Non-canonical disulfide bond formation in the model system Escherichia coli: Implications for protein evolution and pathway design

Disulfide bonds are an important post-translational modification that provides stability for many proteins. In the bacterium Escherichia coli, oxidative protein folding is carried out in the periplasm by the thiol-disulfide oxidoreductase proteins. The thiol disulfide oxidoreductase DsbA is responsible for the initial generation of disulfide bonds into oxidatively folding proteins. DsbA is maintained in a catalytic oxidized state by the inner membrane protein DsbB, which channels electrons from DsbA to the electron transport chain through quinone reduction. My plan was to investigate if mutation and selection/screening could generate possible substitutes for the normal disulfide formation pathway. This may provide insight into what minimal requirements define a thiol disulfide oxidase.

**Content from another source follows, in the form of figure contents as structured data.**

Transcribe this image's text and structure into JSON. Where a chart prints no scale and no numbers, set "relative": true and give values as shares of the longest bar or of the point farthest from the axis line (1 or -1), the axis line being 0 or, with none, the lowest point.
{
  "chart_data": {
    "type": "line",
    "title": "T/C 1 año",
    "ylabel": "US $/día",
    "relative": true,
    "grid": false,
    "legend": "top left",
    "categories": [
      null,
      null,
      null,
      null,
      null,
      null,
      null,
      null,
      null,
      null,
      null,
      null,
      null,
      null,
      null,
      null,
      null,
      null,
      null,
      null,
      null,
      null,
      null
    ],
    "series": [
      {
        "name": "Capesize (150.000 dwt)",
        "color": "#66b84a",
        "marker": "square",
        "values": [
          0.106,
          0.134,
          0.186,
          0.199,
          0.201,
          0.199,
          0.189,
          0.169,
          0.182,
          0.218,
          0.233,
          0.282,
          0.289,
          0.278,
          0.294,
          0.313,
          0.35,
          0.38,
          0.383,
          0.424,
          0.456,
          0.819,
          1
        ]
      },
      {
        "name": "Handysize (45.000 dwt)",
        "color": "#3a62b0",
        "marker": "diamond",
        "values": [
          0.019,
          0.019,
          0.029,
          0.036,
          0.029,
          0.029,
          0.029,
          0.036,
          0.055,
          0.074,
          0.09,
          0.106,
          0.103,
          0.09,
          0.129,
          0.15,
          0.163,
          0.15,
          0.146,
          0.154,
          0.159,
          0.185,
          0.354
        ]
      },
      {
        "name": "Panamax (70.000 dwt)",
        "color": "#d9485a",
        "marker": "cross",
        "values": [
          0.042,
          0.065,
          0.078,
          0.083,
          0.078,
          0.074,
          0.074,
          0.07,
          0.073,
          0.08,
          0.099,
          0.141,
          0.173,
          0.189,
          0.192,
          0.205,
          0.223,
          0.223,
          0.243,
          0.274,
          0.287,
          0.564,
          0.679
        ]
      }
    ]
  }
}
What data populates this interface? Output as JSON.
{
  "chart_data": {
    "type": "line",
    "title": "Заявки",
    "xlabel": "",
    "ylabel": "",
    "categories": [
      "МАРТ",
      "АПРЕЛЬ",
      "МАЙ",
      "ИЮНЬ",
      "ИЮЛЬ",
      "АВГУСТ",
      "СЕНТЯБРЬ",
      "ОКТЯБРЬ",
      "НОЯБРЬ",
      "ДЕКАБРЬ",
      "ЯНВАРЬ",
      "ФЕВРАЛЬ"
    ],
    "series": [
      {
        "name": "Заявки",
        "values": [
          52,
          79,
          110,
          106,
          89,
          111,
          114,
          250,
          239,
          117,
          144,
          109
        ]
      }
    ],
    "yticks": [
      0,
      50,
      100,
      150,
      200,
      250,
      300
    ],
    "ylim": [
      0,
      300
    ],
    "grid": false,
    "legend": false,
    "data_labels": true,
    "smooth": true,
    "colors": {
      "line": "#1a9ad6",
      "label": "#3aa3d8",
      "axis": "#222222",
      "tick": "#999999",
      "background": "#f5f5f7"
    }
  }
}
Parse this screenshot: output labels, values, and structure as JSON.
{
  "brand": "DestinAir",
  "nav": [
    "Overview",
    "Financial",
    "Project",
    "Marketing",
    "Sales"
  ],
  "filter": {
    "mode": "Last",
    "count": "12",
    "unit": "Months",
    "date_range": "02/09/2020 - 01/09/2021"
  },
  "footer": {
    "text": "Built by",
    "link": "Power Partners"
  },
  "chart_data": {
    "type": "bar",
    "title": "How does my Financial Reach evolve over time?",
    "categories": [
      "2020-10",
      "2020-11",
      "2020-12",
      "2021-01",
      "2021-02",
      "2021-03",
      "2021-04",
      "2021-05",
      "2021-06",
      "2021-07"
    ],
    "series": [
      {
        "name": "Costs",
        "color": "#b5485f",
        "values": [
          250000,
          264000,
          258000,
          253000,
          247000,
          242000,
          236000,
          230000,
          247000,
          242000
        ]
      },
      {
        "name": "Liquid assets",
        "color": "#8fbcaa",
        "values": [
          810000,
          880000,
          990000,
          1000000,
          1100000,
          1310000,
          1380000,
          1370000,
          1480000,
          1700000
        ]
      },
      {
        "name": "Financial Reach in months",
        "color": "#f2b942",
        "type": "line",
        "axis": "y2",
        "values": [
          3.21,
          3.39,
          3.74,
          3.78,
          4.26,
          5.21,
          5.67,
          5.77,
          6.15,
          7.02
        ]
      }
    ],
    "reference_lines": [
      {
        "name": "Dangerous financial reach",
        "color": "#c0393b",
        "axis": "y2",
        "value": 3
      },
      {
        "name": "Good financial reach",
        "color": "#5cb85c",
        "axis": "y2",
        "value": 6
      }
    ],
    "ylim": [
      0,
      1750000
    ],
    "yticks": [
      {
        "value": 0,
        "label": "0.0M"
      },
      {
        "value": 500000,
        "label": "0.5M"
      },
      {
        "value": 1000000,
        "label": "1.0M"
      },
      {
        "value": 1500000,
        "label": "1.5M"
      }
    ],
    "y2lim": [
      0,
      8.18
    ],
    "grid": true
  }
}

First, we took the disulfide reductase thioredoxin, a distantly related homologue to DsbA, and selected for mutants in the active site CXXC motif that when exported to the periplasm through the twin-arginine pathway could complement a DeltadsbB strain. We were able to show that mutation of the active site from CGPC to either CACC or CPCC resulted in variants that were capable of partial complementation of the defect in disulfide formation seen in the DeltadsbB strain; surprisingly, the mutant thioredoxin had acquired an iron sulfur cluster. These results demonstrated that an iron sulfur-containing thioredoxin could function to complement the entire disulfide formation pathway. Second, I discovered mutations in DsbB that bypassed the need for DsbA by utilizing DsbC as a catalyst for forming disulfide bonds. DsbC is one of the two putative disulfide isomerases in the periplasm. This work suggests that in addition to functioning as an isomerase, DsbC can also function as an oxidase. Finally, we have been able to isolate a chromosomal mutant that is able to bypass the need for both DsbA and DsbB. The strain suppresses all tested disulfide phenotypes, and is not dependent on any Dsb protein except DsbC. Initial mapping locates the source of suppression to an area on the chromosome corresponding to Complex I of the electron transport chain. These results reveal a surprising variety of ways that the cell can compensate for the loss of the normal disulfide catalytic machinery. In addition, this work may point to novel functions for the thiol disulfide isomerase DsbC.